Deep generative models (DGM) are deep neural networks capable of high-dimensional probability distribution modeling and random sample generation. Among the various applications of DGM, some involve inherently discrete components, which drives the need to model discrete random variables. For example, structure learning, generative text modeling, and control with discrete/integer variables. The discreteness brings fundamental questions to discrete DGM. How to compute gradients of discrete random variables? How to perform large-scale discrete modeling and predictions? We hence study the principles and applications of discrete DGM.
We investigate the essential properties of reparameterization for discrete DGM and propose a new method with less variance. Reparameterization is a gradient estimation method for a random variable modeled by DGM. Reparameterization for discrete random variables is challenging due to the high variance of the gradient estimation. Inspired by the essential properties of Straight-Through Gumbel-Softmax estimators, we propose Gapped Straight-Through estimator to reduce the variance without incurring resampling overhead.
We also present an application of discrete reparameterization in Reinforcement Learning (RL) for power system control where the control variables are integers. We contribute to this application in two aspects: an RL environment for power systems and an RL algorithm with an integer reparameterization scheme. The environment construction identifies the practical choices of the system. An open-source package for this environment has been released and used in the power research community. The RL algorithm for power systems includes a DDPG-style policy gradient and a reparameterization for integer actions. A US patent application has been filed based on the RL algorithm for power systems.

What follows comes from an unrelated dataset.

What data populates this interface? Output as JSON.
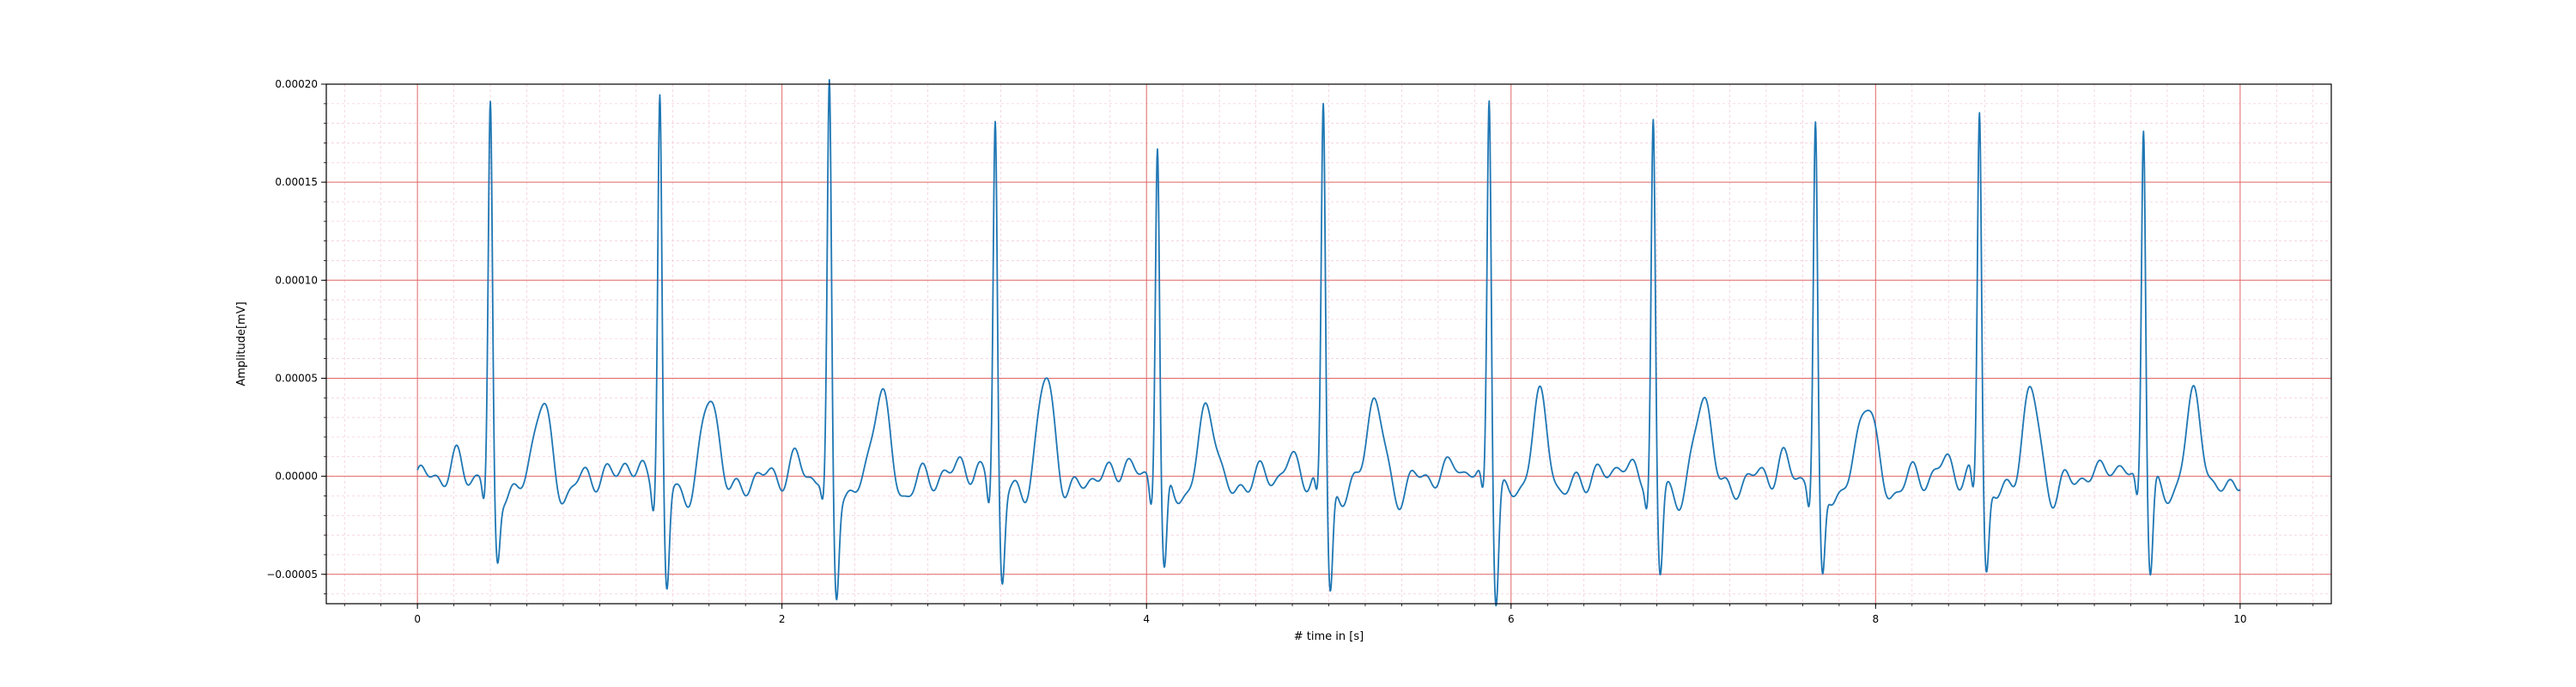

Lastly, we explore large-scale generative text modeling from a kernelized perspective of Transformers. We observe that relative positional embedding (RPE) has been essential for Transformers to perform well on long sequences. However, a theoretical framework for RPE is still lacking. Thus, we formulate a kernelized version of RPE through CPD kernels. The diversity of CPD kernels allows us to derive various RPE that enable length extrapolation (train short, test long). Experiments demonstrate that the logarithmic variant achieves excellent extrapolation on three large language modeling datasets.